If you are looking for Canadian Energy Infrastructure plays, you may also want to look at Keyera Facilities (KEY.UN on Toronto). It does a lot of work in the Mid Stream Nat Gas processing. It is a Canadian Income trust, so be sure to find out how that affects your tax situation (generally, their distributions are taxed more like Interest income, rather than dividends). Disclosure -- No position, but looking at it closer.
Being that I am a Sales Director for a Wireless Solutions company (and have been in the Wireless space for over a decade), I can speak somewhat intelligently on the industry. However, I haven't done a lot of research on any of those (but will now....thanks for pointing them out). I currently own Telefonica (more for the yield, and for their Latin America growth exposure). I have also owned America Movil, France Telecom and Verizon in the past year.
Finally, as for the Petroleum consumption, it's hard to say. An important part to remember is that there is an overall decline in much of the US Domestic Oil production (except for the Shales), so I suspect that even if there is a dwindling demand, the production may fall off faster, leading to a sustained growth in pipeline rates/volumes. I think that the reduction in Oil usage in the US will be more gradual (people still have the same commutes, and Obama's increased Mileage standards don't even kick in for at least 5 years, as I recall).
Great questions...
Larry
TRP is a standout company with one of the best CEO's around. Utilities are always highly leveraged, because of the collateral value of their assets and predictable recurring cash flows. TRP manages its balance sheet very well.
On May 25 01:39 PM Al in Oregon wrote:
They are:
>
> TKC 6.7 P/E, 6% yield, .15 D/E
> TLK 12.9 P/E, 5.9% yield, .55 D/E
> TSP 9.4 P/E, 8.8% yield, .33 D/E
> SKM 9.1 P/E, 8.7% yield, .32 D/E
You could do a lot worse than TRP but I'm still in the worried camp as of today.

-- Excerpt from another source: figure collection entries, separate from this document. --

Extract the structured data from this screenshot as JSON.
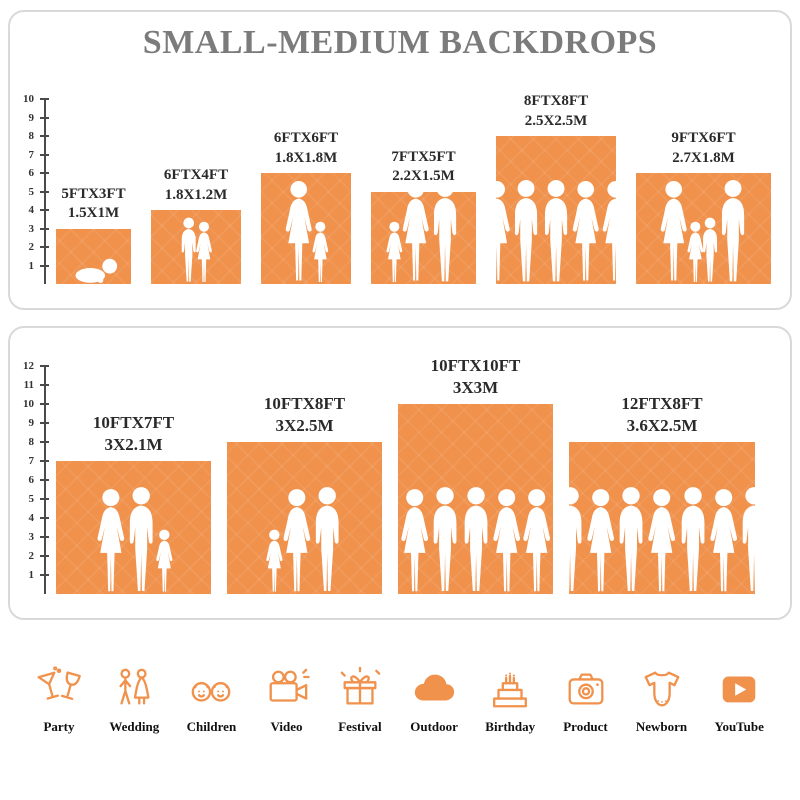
{
  "title": "SMALL-MEDIUM BACKDROPS",
  "accent_color": "#F0914C",
  "panels": [
    {
      "axis_max": 10,
      "backdrops": [
        {
          "size_ft": "5FTX3FT",
          "size_m": "1.5X1M",
          "width_ft": 5,
          "height_ft": 3,
          "figures": [
            "baby"
          ]
        },
        {
          "size_ft": "6FTX4FT",
          "size_m": "1.8X1.2M",
          "width_ft": 6,
          "height_ft": 4,
          "figures": [
            "child-m",
            "child-f"
          ]
        },
        {
          "size_ft": "6FTX6FT",
          "size_m": "1.8X1.8M",
          "width_ft": 6,
          "height_ft": 6,
          "figures": [
            "adult-f",
            "child-f"
          ]
        },
        {
          "size_ft": "7FTX5FT",
          "size_m": "2.2X1.5M",
          "width_ft": 7,
          "height_ft": 5,
          "figures": [
            "child-f",
            "adult-f",
            "adult-m"
          ]
        },
        {
          "size_ft": "8FTX8FT",
          "size_m": "2.5X2.5M",
          "width_ft": 8,
          "height_ft": 8,
          "figures": [
            "adult-f",
            "adult-m",
            "adult-m",
            "adult-f",
            "adult-f"
          ]
        },
        {
          "size_ft": "9FTX6FT",
          "size_m": "2.7X1.8M",
          "width_ft": 9,
          "height_ft": 6,
          "figures": [
            "adult-f",
            "child-f",
            "child-m",
            "adult-m"
          ]
        }
      ]
    },
    {
      "axis_max": 12,
      "backdrops": [
        {
          "size_ft": "10FTX7FT",
          "size_m": "3X2.1M",
          "width_ft": 10,
          "height_ft": 7,
          "figures": [
            "adult-f",
            "adult-m",
            "child-f"
          ]
        },
        {
          "size_ft": "10FTX8FT",
          "size_m": "3X2.5M",
          "width_ft": 10,
          "height_ft": 8,
          "figures": [
            "child-f",
            "adult-f",
            "adult-m"
          ]
        },
        {
          "size_ft": "10FTX10FT",
          "size_m": "3X3M",
          "width_ft": 10,
          "height_ft": 10,
          "figures": [
            "adult-f",
            "adult-m",
            "adult-m",
            "adult-f",
            "adult-f"
          ]
        },
        {
          "size_ft": "12FTX8FT",
          "size_m": "3.6X2.5M",
          "width_ft": 12,
          "height_ft": 8,
          "figures": [
            "adult-m",
            "adult-f",
            "adult-m",
            "adult-f",
            "adult-m",
            "adult-f",
            "adult-m"
          ]
        }
      ]
    }
  ],
  "categories": [
    {
      "label": "Party",
      "icon": "party-icon"
    },
    {
      "label": "Wedding",
      "icon": "wedding-icon"
    },
    {
      "label": "Children",
      "icon": "children-icon"
    },
    {
      "label": "Video",
      "icon": "video-icon"
    },
    {
      "label": "Festival",
      "icon": "festival-icon"
    },
    {
      "label": "Outdoor",
      "icon": "outdoor-icon"
    },
    {
      "label": "Birthday",
      "icon": "birthday-icon"
    },
    {
      "label": "Product",
      "icon": "product-icon"
    },
    {
      "label": "Newborn",
      "icon": "newborn-icon"
    },
    {
      "label": "YouTube",
      "icon": "youtube-icon"
    }
  ]
}
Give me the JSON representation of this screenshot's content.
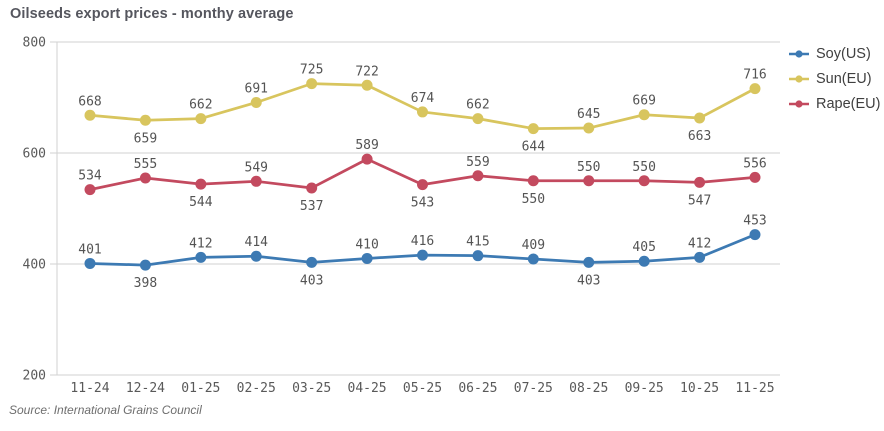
{
  "title": "Oilseeds export prices - monthy average",
  "source": "Source: International Grains Council",
  "colors": {
    "grid": "#d2d2d2",
    "axis_text": "#595959",
    "data_label": "#545454",
    "soy": "#3d7ab3",
    "sun": "#d8c55e",
    "rape": "#c34a5f"
  },
  "legend": {
    "position": "right",
    "items": [
      {
        "label": "Soy(US)",
        "color": "#3d7ab3"
      },
      {
        "label": "Sun(EU)",
        "color": "#d8c55e"
      },
      {
        "label": "Rape(EU)",
        "color": "#c34a5f"
      }
    ]
  },
  "chart_data": {
    "type": "line",
    "title": "Oilseeds export prices - monthy average",
    "xlabel": "",
    "ylabel": "",
    "ylim": [
      200,
      800
    ],
    "yticks": [
      200,
      400,
      600,
      800
    ],
    "grid": "horizontal",
    "marker": "circle",
    "legend_position": "right",
    "categories": [
      "11-24",
      "12-24",
      "01-25",
      "02-25",
      "03-25",
      "04-25",
      "05-25",
      "06-25",
      "07-25",
      "08-25",
      "09-25",
      "10-25",
      "11-25"
    ],
    "series": [
      {
        "name": "Soy(US)",
        "color": "#3d7ab3",
        "values": [
          401,
          398,
          412,
          414,
          403,
          410,
          416,
          415,
          409,
          403,
          405,
          412,
          453
        ],
        "label_below": [
          1,
          4,
          9
        ]
      },
      {
        "name": "Sun(EU)",
        "color": "#d8c55e",
        "values": [
          668,
          659,
          662,
          691,
          725,
          722,
          674,
          662,
          644,
          645,
          669,
          663,
          716
        ],
        "label_below": [
          1,
          8,
          11
        ]
      },
      {
        "name": "Rape(EU)",
        "color": "#c34a5f",
        "values": [
          534,
          555,
          544,
          549,
          537,
          589,
          543,
          559,
          550,
          550,
          550,
          547,
          556
        ],
        "label_below": [
          2,
          4,
          6,
          8,
          11
        ]
      }
    ]
  }
}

On May 25 12:06 PM Larry Bellehumeur wrote:
> Naidle -- Excellent point. However, there are two ways that you
> can look at that argument....On the negative side, High inflationary
> times tend to boost up Interest rates, and since these companies
> (along with most Utilities) have to borrow significant amounts of
> money, their interest costs can hurt earnings. As well, their Dividends
> can look a bit less attractive when you can earn a high yield in
> your Savings account.
>
> However, there is also a positive side to these companies in High
> Inflationary times. Their previous debt does become less in "Real
> Terms" during inflationary times. As well, many economists feel
> that it makes sense to own Hard Assets (such as Real Estate, Gold
> and Pipelines) during inflationary times, as the value of these assets
> tends to keep up with Inflation. As well, because much of their
> income is regulated, they generally can increase rates to keep up
> with Inflation, as per their contracts.
>
> It will be difficult to know which is the right way to go, if we
> do have the inflation that I suspect that we will get. These companies
> weren't the same entities during the last time that we had High Inflation
> (the early 80's), so there isn't a huge track record.
>
> I personally have a portfolio that is geared for this (namely TIPS,
> Gold and Oil Companies, all of which should do well).